If a stone is dropped from a balloon on a still day, does the stone fall directly below the balloon, or to the west or east of it?
(In reply to My thoughts
I'm sure Jer has the intended solution here. The baloon, being at some height above the earth's surface and turning at the same angular rate as the earth, is moving faster than the surface, eastward. Therefore the dropped stone retains this linear motion while picking up vertical motion, and falls slightly east of the bottom of the baloon.
This is called a coriolis effect. But I'm sure the amount is so small as to be outweighed by the fact that the stone has to be dropped in one direction or another over the side of the balloon's basket. If dropped from the west side of the balloon, I'm sure it would move only slightly toward the point directly under the center of the balloon. If dropped from the east side, then only slightly farther east out from the point directly under the center of the balloon.

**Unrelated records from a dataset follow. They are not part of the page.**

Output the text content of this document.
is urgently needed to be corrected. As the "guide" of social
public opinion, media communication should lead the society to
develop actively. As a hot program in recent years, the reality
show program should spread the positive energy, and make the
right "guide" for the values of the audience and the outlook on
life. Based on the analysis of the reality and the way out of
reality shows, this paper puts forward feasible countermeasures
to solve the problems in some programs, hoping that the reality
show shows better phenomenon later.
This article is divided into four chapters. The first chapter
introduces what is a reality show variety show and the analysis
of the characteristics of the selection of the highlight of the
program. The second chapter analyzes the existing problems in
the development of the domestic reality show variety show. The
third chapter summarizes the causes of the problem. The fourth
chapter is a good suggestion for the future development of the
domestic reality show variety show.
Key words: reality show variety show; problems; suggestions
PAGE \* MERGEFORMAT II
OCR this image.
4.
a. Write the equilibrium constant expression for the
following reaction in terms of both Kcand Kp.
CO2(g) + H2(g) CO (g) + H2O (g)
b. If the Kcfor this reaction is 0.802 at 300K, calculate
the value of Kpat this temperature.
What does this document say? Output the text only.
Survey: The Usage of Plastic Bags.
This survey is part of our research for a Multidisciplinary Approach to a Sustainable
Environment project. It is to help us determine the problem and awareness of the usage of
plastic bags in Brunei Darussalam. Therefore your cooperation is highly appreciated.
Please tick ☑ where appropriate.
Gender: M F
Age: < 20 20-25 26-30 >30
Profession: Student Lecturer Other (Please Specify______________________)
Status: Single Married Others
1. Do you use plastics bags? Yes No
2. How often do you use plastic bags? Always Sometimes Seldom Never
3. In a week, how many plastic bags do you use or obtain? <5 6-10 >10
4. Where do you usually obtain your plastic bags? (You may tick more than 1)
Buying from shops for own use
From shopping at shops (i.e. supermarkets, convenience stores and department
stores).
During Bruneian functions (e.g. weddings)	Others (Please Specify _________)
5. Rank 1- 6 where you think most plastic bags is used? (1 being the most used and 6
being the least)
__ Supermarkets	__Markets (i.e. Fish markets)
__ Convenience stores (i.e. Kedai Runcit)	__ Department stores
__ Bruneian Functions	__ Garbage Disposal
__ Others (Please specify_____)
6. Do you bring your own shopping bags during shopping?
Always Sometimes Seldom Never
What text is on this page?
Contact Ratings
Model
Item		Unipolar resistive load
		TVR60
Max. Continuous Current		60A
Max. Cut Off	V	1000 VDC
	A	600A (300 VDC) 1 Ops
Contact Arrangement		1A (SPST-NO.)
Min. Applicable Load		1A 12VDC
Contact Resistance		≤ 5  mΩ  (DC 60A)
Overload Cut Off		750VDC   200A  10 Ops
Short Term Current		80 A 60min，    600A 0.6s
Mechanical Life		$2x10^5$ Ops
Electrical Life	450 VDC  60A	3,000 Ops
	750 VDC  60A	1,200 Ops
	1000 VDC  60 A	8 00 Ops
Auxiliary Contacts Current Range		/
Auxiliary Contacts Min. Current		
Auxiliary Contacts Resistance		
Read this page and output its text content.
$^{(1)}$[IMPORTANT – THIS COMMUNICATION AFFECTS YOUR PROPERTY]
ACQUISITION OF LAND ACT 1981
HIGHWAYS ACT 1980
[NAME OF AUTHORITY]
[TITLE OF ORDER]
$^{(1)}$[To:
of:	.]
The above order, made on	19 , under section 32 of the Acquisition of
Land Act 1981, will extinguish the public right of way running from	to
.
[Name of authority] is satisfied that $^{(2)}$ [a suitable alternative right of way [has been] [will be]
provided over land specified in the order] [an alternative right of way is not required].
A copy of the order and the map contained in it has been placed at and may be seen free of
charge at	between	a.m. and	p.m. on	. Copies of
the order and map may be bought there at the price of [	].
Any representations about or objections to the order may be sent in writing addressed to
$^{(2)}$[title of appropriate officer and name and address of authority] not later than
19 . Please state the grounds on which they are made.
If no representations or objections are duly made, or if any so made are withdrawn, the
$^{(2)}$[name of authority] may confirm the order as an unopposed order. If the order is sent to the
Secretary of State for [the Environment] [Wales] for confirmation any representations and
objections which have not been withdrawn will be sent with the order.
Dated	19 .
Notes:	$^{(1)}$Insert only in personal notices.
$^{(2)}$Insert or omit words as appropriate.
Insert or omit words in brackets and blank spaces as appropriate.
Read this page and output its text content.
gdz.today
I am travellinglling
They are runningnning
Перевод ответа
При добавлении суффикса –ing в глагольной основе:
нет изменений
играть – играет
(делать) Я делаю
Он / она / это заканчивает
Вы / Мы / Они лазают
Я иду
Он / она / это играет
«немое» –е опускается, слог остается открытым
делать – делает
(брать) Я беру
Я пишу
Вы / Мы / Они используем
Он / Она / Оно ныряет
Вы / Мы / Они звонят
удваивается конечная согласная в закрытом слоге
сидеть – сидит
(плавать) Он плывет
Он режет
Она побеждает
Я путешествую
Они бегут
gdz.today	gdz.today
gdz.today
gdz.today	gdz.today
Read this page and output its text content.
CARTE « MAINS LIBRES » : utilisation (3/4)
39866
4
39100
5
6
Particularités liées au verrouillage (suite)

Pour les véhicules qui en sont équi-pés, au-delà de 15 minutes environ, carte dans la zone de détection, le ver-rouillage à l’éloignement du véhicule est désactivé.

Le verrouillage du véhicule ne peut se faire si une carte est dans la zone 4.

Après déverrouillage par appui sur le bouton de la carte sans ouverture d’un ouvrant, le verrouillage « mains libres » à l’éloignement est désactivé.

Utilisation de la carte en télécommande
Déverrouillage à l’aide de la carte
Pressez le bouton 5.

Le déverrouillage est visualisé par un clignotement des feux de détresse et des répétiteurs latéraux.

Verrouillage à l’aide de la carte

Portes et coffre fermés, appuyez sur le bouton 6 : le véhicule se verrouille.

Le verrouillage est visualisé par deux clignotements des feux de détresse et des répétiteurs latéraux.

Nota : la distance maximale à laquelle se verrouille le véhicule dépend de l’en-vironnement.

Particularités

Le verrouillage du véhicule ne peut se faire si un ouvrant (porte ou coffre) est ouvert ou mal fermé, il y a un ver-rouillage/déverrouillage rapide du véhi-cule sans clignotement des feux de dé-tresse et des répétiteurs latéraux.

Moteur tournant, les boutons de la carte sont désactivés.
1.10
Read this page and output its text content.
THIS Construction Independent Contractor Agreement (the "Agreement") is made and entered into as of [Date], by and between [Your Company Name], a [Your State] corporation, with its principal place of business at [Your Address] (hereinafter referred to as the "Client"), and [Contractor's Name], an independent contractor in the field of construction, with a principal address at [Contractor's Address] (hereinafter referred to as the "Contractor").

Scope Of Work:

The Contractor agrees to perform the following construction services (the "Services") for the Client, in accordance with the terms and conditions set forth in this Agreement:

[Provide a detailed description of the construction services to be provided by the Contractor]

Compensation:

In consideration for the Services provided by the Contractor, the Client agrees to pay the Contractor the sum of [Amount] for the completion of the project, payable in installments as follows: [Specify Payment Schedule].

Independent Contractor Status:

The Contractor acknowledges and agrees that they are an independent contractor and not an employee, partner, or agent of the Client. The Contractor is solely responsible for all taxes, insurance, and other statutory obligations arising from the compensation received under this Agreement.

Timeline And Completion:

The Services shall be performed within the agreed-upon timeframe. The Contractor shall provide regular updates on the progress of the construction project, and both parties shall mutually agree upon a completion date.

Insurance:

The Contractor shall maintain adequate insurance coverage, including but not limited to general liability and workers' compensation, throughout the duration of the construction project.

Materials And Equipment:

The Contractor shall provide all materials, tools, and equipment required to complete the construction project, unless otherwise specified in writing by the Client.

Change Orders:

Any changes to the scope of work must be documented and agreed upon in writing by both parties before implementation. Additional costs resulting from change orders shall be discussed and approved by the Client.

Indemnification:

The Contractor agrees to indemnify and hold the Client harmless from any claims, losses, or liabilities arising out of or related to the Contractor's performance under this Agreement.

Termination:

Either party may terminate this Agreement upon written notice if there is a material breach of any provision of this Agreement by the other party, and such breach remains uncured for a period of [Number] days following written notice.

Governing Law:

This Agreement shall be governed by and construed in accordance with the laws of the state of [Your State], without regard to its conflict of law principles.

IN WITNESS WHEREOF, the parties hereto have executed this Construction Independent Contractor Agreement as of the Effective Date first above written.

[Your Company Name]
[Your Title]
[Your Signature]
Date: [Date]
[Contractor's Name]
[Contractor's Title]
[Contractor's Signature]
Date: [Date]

Let's say the balloon is over the equator, just to make things simple. Let's also say that the balloon is 1 mile up. The earth's surface is moving about 1000 mi/hr at the equator and the balloon would be moving at 4001/4000 of that speed, or an additional 1/4 of 1 mph. It would take about 18 seconds for the stone to reach the ground. At 1/4 mph, that would take it about 6 or 7 feet east of the point directly under the point of drop. This disregards both the vertical and horizontal motion being resisted by the windless (relative to the ground) air.
At other latitudes the effect would be proportional to the cosine of the latitude. The horizontal distance covered would also vary with the square root of the height of the balloon as that affects the time: 16 t^2 = h, in feet and seconds.